Я весь похолодел от страха. Что из того, что я удержался! Стоило потерять здесь, на финише, хотя бы одного человека, и моя собственная судьба теряла всякое значение. А между тем я видел пока что только одного из моих товарищей... В тy же минуту из-за края плота показалась скорченная фигура Торстейна. Цепляясь, словно обезьяна, за ванты, он ухитрился взобраться на брёвна и оттуда перелез на хаотическое нагромождение перед хижиной. Вот и Герман слегка повернул голову и изобразил ободряющую улыбку, оставаясь лежать неподвижно на месте. Я громко окликнул остальных и услышал успокоительный ответ Бенгта, — все на борту! Они лежали держась за снасти, позади баррикады из бамбуковых цыновок, которая когда-то была палубой.

Всё это произошло в течение немногих секунд, пока отхлынувшая волна тащила «Кон-Тики» обратно, в сторону от клокочущих бурунов — и навстречу новой волне. Еще один, последний предупреждающий выкрик, и я опять думаю только о том, как удержаться в этой грохочущей стремнине в течение нескольких бесконечно длинных секунд.

Нет, больше я не могу. Я увидел, как концы бревен бьются о край крутого уступа в рифе и не могут преодолеть его. Нас опять потащило назад. Я оглянулся на тех двоих на крыше, но они ужё не улыбались. Из-за бамбуковой баррикады донесся чей-то бесстрастный голос:

— Так не пойдет!

Я и сам ощутил безнадежность нашего положения. Макушка мачты всё больше склонялась над правым бортом, и я висел над водой на ослабевшем тросе. Новая волна. Когда она схлынула, меня охватила такая апатия, что я мог думать только о том, как бы забраться на брёвна и укрыться за баррикадой. Отхлынувшая волна обнажила риф, и тут я в первый раз увидел под нами его голые розовые выступы. Торстейн стоял согнувшись на омытых водой красных кораллах и держался за свисавший с мачты конец, — волна смыла его с крыши. Кнют как раз приготовился прыгнуть на корму. Я прорычал им команду держаться на плоту, и Торстейн вскочил, как кошка, на брёвна.

Еще две или три волны, но уже слабее предыдущих, навалились на плот; помню очень смутно, как я опускался всё ниже и ниже к красному рифу, на который понемногу взбирался наш плот. Но вот нас омывают уже не валы, а лишь клочья соленой пены; мне удалось вылезти на плот, после чего мы все стали карабкаться в сторону кормы, — она уже зацепилась на кораллах. В тот же миг Кнют присел и прыгнул на риф, держась одной рукой за трос, который лежал у нас наготове. Покуда море собирало силы для нового штурма, он успел пробежать метров тридцать в воде по верхней, плоской части рифа и остановился там, недосягаемый для следующего вала, который дошел до него лишь клочьями пены и сбежал обратно широким потоком.

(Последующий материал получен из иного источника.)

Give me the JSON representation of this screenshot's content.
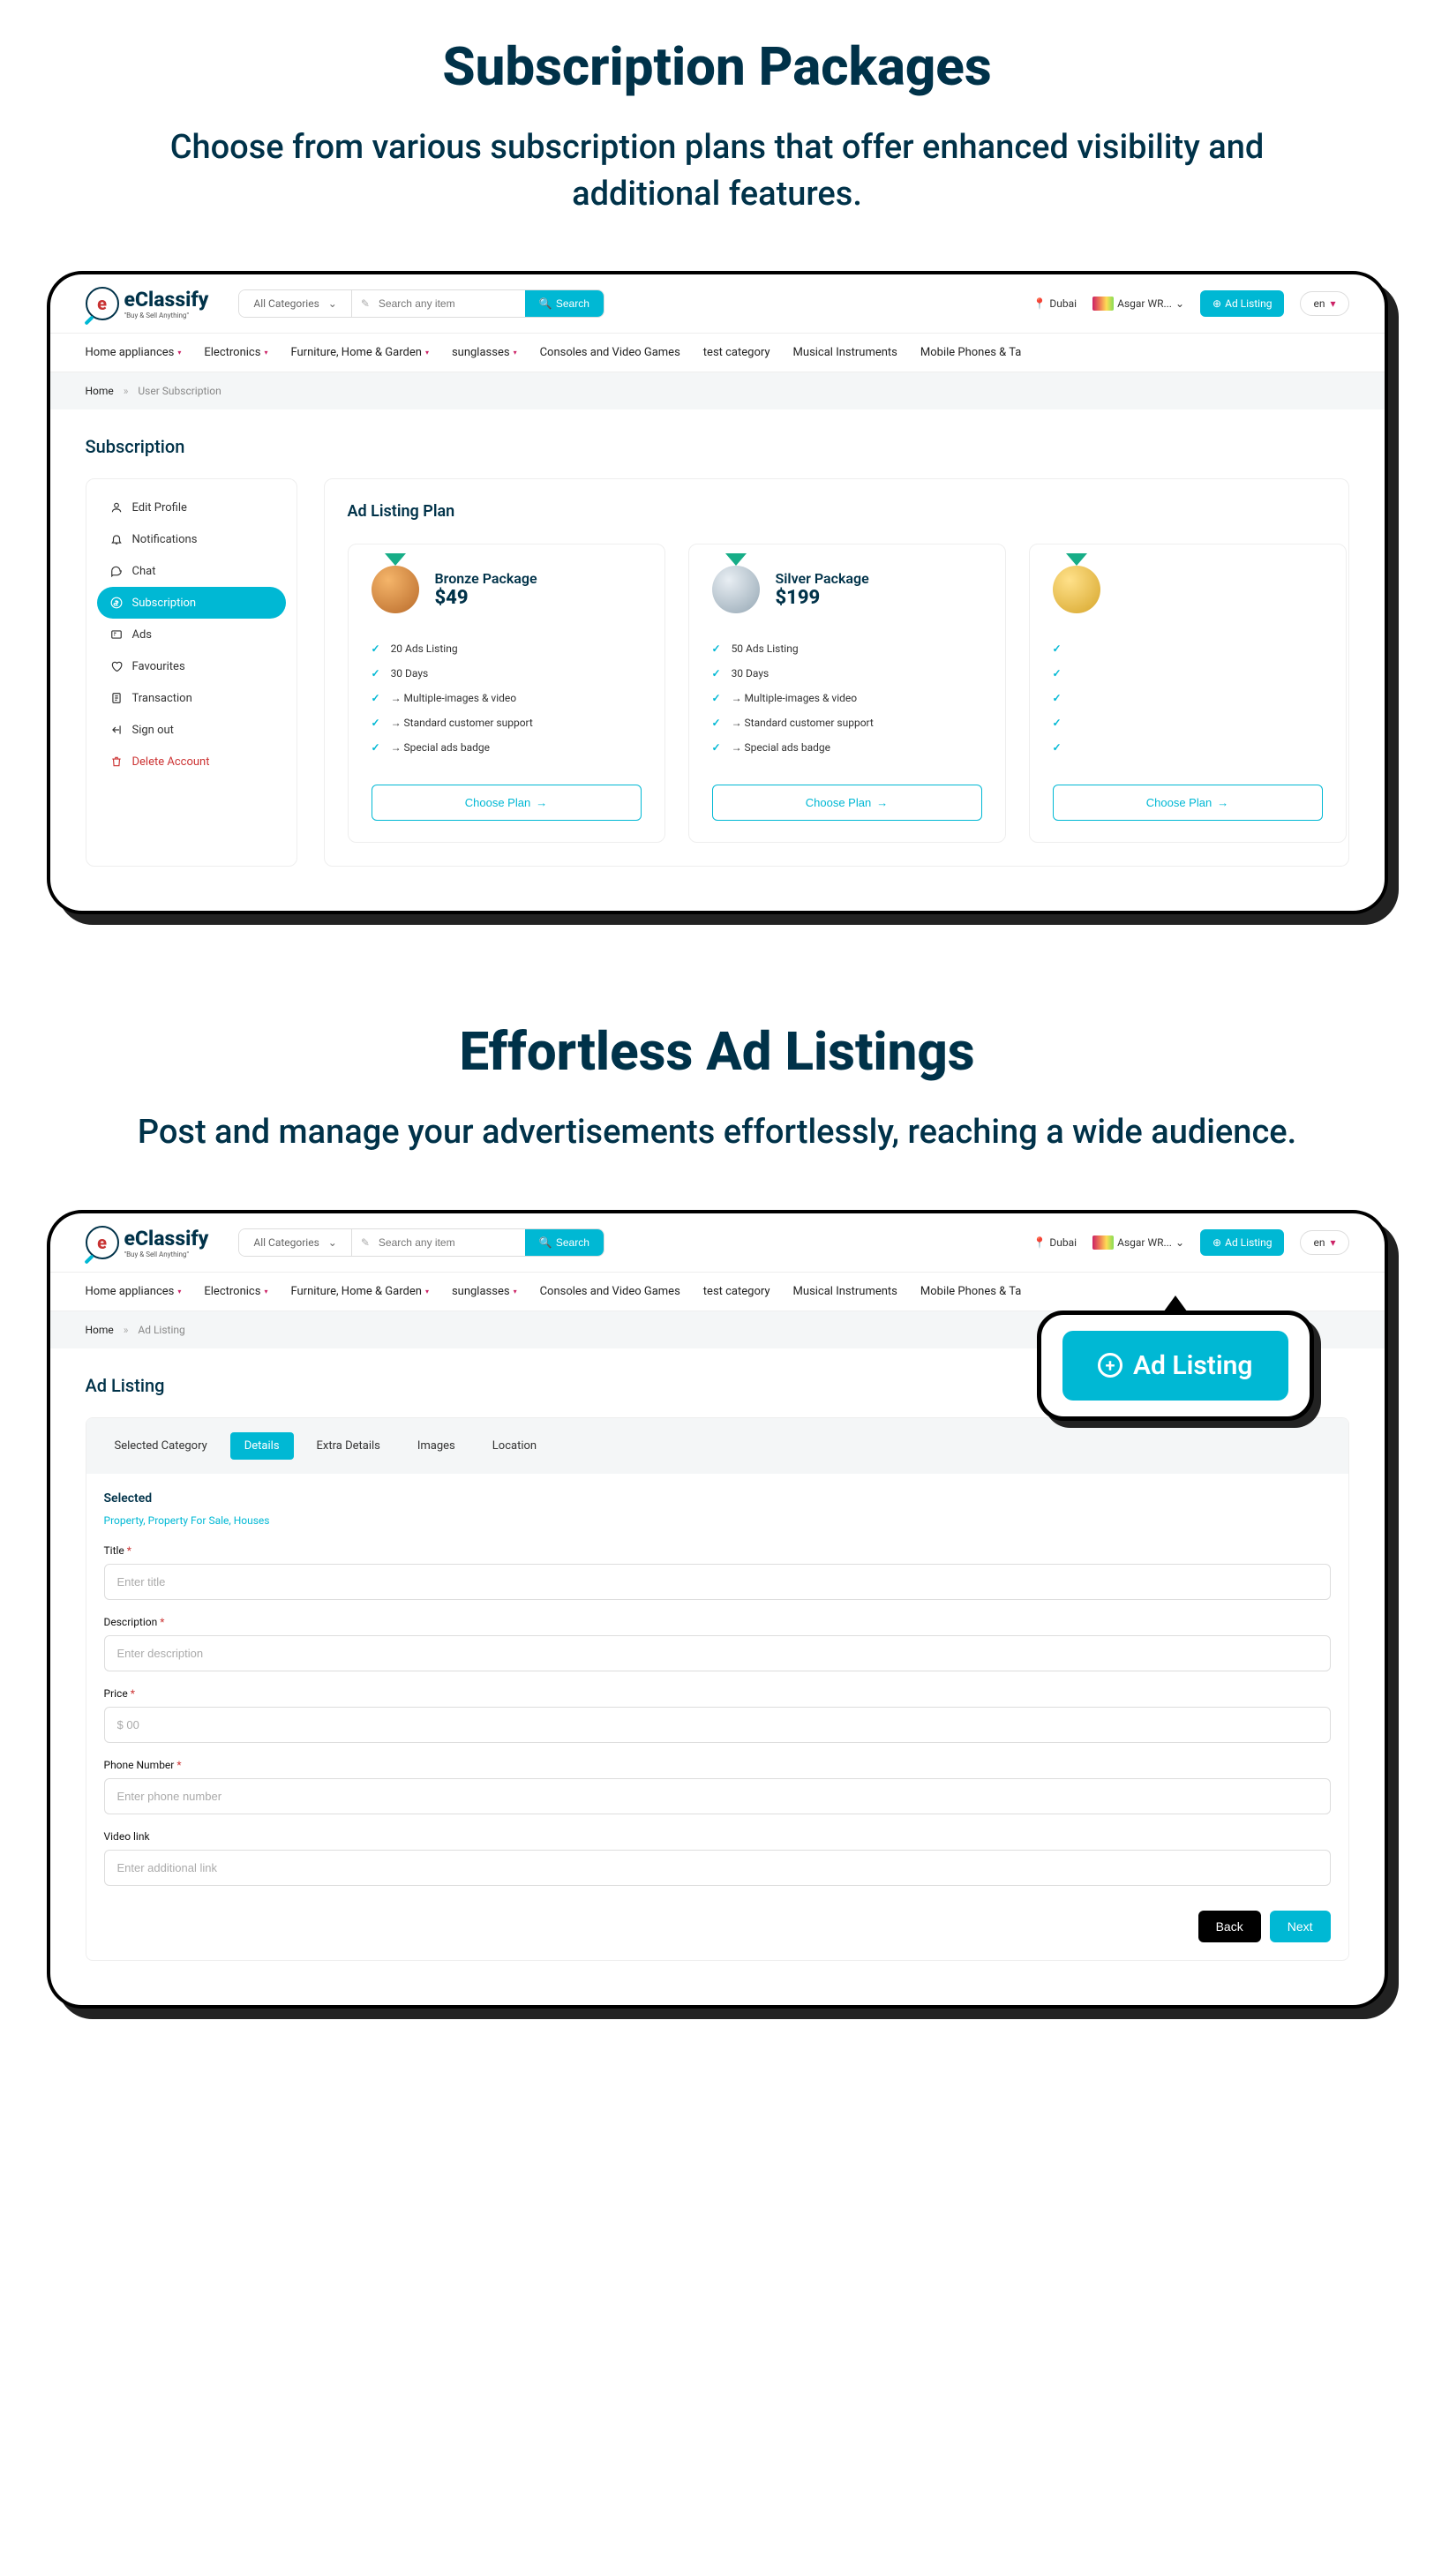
{
  "section1": {
    "title": "Subscription Packages",
    "subtitle": "Choose from various subscription plans that offer enhanced visibility and additional features."
  },
  "section2": {
    "title": "Effortless Ad Listings",
    "subtitle": "Post and manage your advertisements effortlessly, reaching a wide audience."
  },
  "brand": {
    "name": "eClassify",
    "tagline": "\"Buy & Sell Anything\""
  },
  "header": {
    "all_categories": "All Categories",
    "search_placeholder": "Search any item",
    "search_btn": "Search",
    "location": "Dubai",
    "user": "Asgar WR...",
    "ad_listing_btn": "Ad Listing",
    "lang": "en"
  },
  "nav": {
    "items": [
      "Home appliances",
      "Electronics",
      "Furniture, Home & Garden",
      "sunglasses",
      "Consoles and Video Games",
      "test category",
      "Musical Instruments",
      "Mobile Phones & Ta"
    ],
    "caret_indices": [
      0,
      1,
      2,
      3
    ]
  },
  "breadcrumb1": {
    "home": "Home",
    "current": "User Subscription"
  },
  "breadcrumb2": {
    "home": "Home",
    "current": "Ad Listing"
  },
  "page1": {
    "title": "Subscription",
    "sidebar": {
      "items": [
        {
          "icon": "user",
          "label": "Edit Profile"
        },
        {
          "icon": "bell",
          "label": "Notifications"
        },
        {
          "icon": "chat",
          "label": "Chat"
        },
        {
          "icon": "dollar",
          "label": "Subscription",
          "active": true
        },
        {
          "icon": "ads",
          "label": "Ads"
        },
        {
          "icon": "heart",
          "label": "Favourites"
        },
        {
          "icon": "doc",
          "label": "Transaction"
        },
        {
          "icon": "signout",
          "label": "Sign out"
        },
        {
          "icon": "trash",
          "label": "Delete Account",
          "danger": true
        }
      ]
    },
    "main": {
      "heading": "Ad Listing Plan",
      "choose_plan": "Choose Plan",
      "plans": [
        {
          "medal": "bronze",
          "name": "Bronze Package",
          "price": "$49",
          "features": [
            "20 Ads Listing",
            "30 Days",
            "→ Multiple-images & video",
            "→ Standard customer support",
            "→ Special ads badge"
          ]
        },
        {
          "medal": "silver",
          "name": "Silver Package",
          "price": "$199",
          "features": [
            "50 Ads Listing",
            "30 Days",
            "→ Multiple-images & video",
            "→ Standard customer support",
            "→ Special ads badge"
          ]
        },
        {
          "medal": "gold",
          "name": "",
          "price": "",
          "features": [
            "",
            "",
            "",
            "",
            ""
          ]
        }
      ]
    }
  },
  "page2": {
    "title": "Ad Listing",
    "callout_btn": "Ad Listing",
    "tabs": [
      "Selected Category",
      "Details",
      "Extra Details",
      "Images",
      "Location"
    ],
    "active_tab": 1,
    "selected_heading": "Selected",
    "selected_path": "Property, Property For Sale, Houses",
    "fields": [
      {
        "label": "Title",
        "required": true,
        "placeholder": "Enter title"
      },
      {
        "label": "Description",
        "required": true,
        "placeholder": "Enter description"
      },
      {
        "label": "Price",
        "required": true,
        "placeholder": "$ 00"
      },
      {
        "label": "Phone Number",
        "required": true,
        "placeholder": "Enter phone number"
      },
      {
        "label": "Video link",
        "required": false,
        "placeholder": "Enter additional link"
      }
    ],
    "back_btn": "Back",
    "next_btn": "Next"
  }
}
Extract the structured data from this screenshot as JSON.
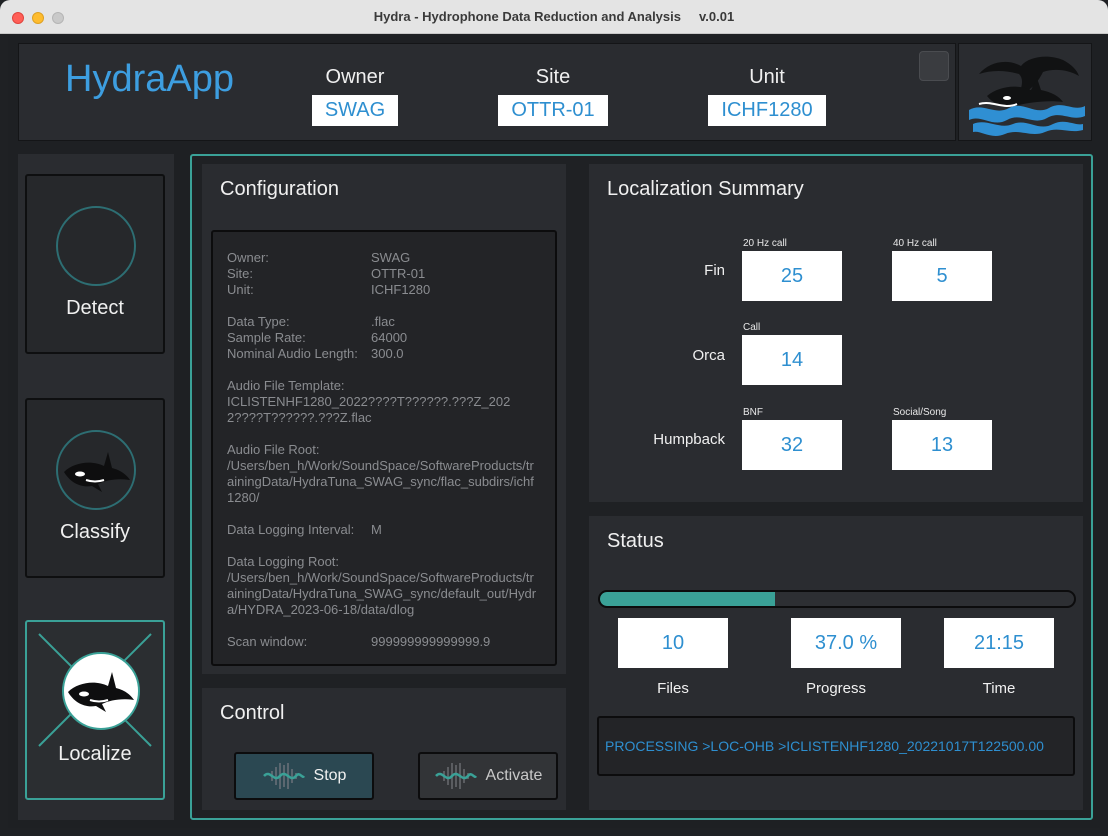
{
  "window": {
    "title": "Hydra - Hydrophone Data Reduction and Analysis     v.0.01"
  },
  "header": {
    "app_name": "HydraApp",
    "owner_label": "Owner",
    "owner_value": "SWAG",
    "site_label": "Site",
    "site_value": "OTTR-01",
    "unit_label": "Unit",
    "unit_value": "ICHF1280"
  },
  "sidebar": {
    "detect": "Detect",
    "classify": "Classify",
    "localize": "Localize"
  },
  "config": {
    "title": "Configuration",
    "owner_k": "Owner:",
    "owner_v": "SWAG",
    "site_k": "Site:",
    "site_v": "OTTR-01",
    "unit_k": "Unit:",
    "unit_v": "ICHF1280",
    "dtype_k": "Data Type:",
    "dtype_v": ".flac",
    "srate_k": "Sample Rate:",
    "srate_v": "64000",
    "alen_k": "Nominal Audio Length:",
    "alen_v": "300.0",
    "template_k": "Audio File Template:",
    "template_v": "ICLISTENHF1280_2022????T??????.???Z_2022????T??????.???Z.flac",
    "root_k": "Audio File Root:",
    "root_v": "/Users/ben_h/Work/SoundSpace/SoftwareProducts/trainingData/HydraTuna_SWAG_sync/flac_subdirs/ichf1280/",
    "interval_k": "Data Logging Interval:",
    "interval_v": "M",
    "logroot_k": "Data Logging Root:",
    "logroot_v": "/Users/ben_h/Work/SoundSpace/SoftwareProducts/trainingData/HydraTuna_SWAG_sync/default_out/Hydra/HYDRA_2023-06-18/data/dlog",
    "scan_k": "Scan window:",
    "scan_v": "999999999999999.9"
  },
  "control": {
    "title": "Control",
    "stop": "Stop",
    "activate": "Activate"
  },
  "localization": {
    "title": "Localization Summary",
    "fin_label": "Fin",
    "fin_20_sub": "20 Hz call",
    "fin_20": "25",
    "fin_40_sub": "40 Hz call",
    "fin_40": "5",
    "orca_label": "Orca",
    "orca_sub": "Call",
    "orca": "14",
    "hump_label": "Humpback",
    "hump_bnf_sub": "BNF",
    "hump_bnf": "32",
    "hump_song_sub": "Social/Song",
    "hump_song": "13"
  },
  "status": {
    "title": "Status",
    "progress_fraction": 0.37,
    "files": "10",
    "files_label": "Files",
    "progress": "37.0 %",
    "progress_label": "Progress",
    "time": "21:15",
    "time_label": "Time",
    "log": "PROCESSING >LOC-OHB >ICLISTENHF1280_20221017T122500.00"
  },
  "colors": {
    "accent": "#3aa197",
    "value_text": "#2e8fd0",
    "brand": "#3d9ee0"
  }
}
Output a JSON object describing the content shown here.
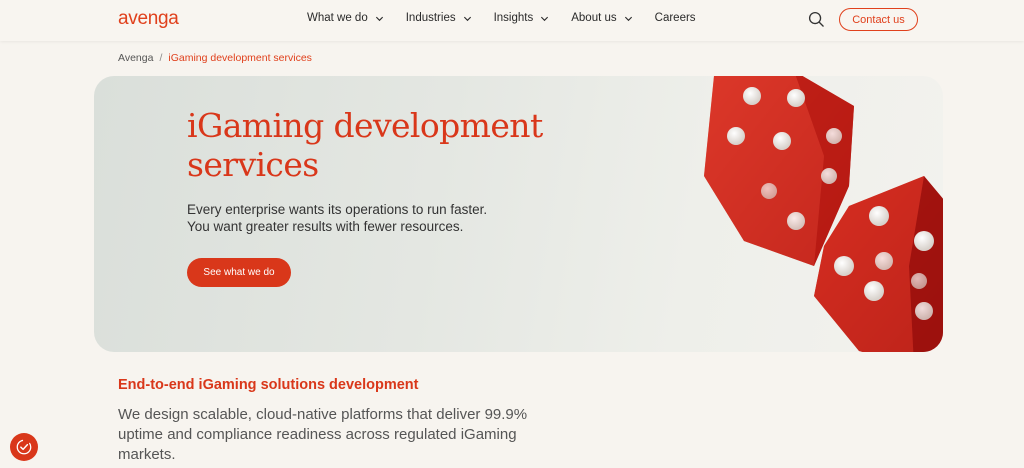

Тут только показался из хижины Эрик — обутый. Будь мы все вместе с ним, мы отделались бы куда легче. Поскольку хижину не снесло за борт, а только положило на бок под парусиной, Эрик мог спокойно лежать среди груза, слушая грохот бурунов и наблюдая, как прогибаются бамбуковые стены. Бенгт получил легкое сотрясение мозга, когда на него свалилась мачта, но оказался еще в состоянии заползти в хижину к Эрику. Если бы мы только знали, что бамбуковое плетение, тросы и брёвна будут так крепко держаться друг за друга...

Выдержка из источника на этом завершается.